The memo detailing the accused harassment was submitted two weeks before a wrongful termination case brought by Fields against Kavanaugh was set for trial. It was part of a 2,000-document parcel that was said to have just been found, according to Fields’ attorneys. The memo came well after the close of discovery for evidence, the new ruling said.

(“Relativity, not Kavanaugh, turned in 2,000 documents within the discovery period, and the arbitrator decided to disallow them without merit,” a rep for the company said.)

“After being given special access to Ms. Genis’s supposed private folders, he fortuitously located the memo and provided it to counsel,” attorneys for Fields said of Kavanaugh, who resigned his post as CEO in December 2016.

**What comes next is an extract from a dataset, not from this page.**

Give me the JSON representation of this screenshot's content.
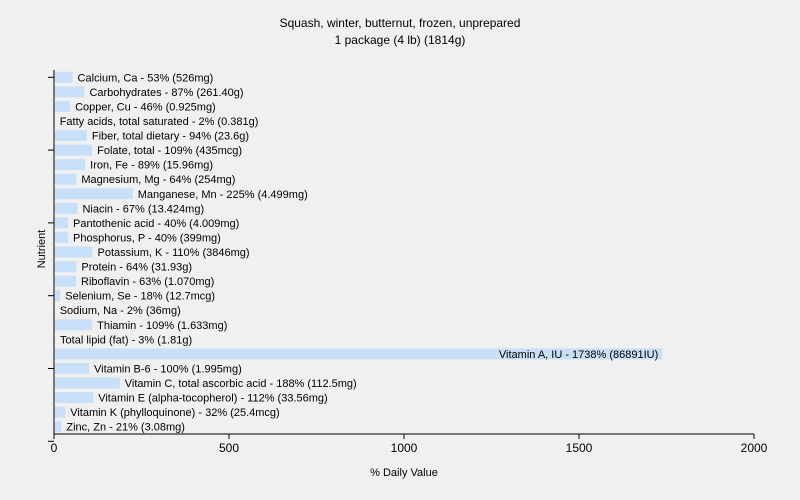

A forensics expert hired by Fields’ attorneys found manipulations in the document’s metadata, which indicated the memo in question was altered after Genis left Relativity. A user who accessed the document after Genis’ departure used the login credentials “kav kav.”

According to a rep for Relativity and Kavanaugh, “During the Arbitration, more than seven witnesses testified to the validity of the documents in question, including the author of the document herself Terry McAlpine, Relativity’s COO, its president of production, and others. All confirmed their validity and accuracy, and all testified to Mr. Fields’ behavior at Relativity. Conversely, Mr. Fields’ sole witness was Ms. Genis.”

The court documents also accuse Relativity executives of other attempts to sabotage Fields, who joined the company as production co-chief and eventually studio president after successfully shepherding the 2011 Bradley Cooper thriller “Limitless.”

Following the naming of Dana Brunetti (actor Kevin Spacey’s longtime producing partner) to the creative head of the studio, Fields said Kavanaugh and his team worked to find any excuse to terminate him.

Pamela Chelin contributed to this report.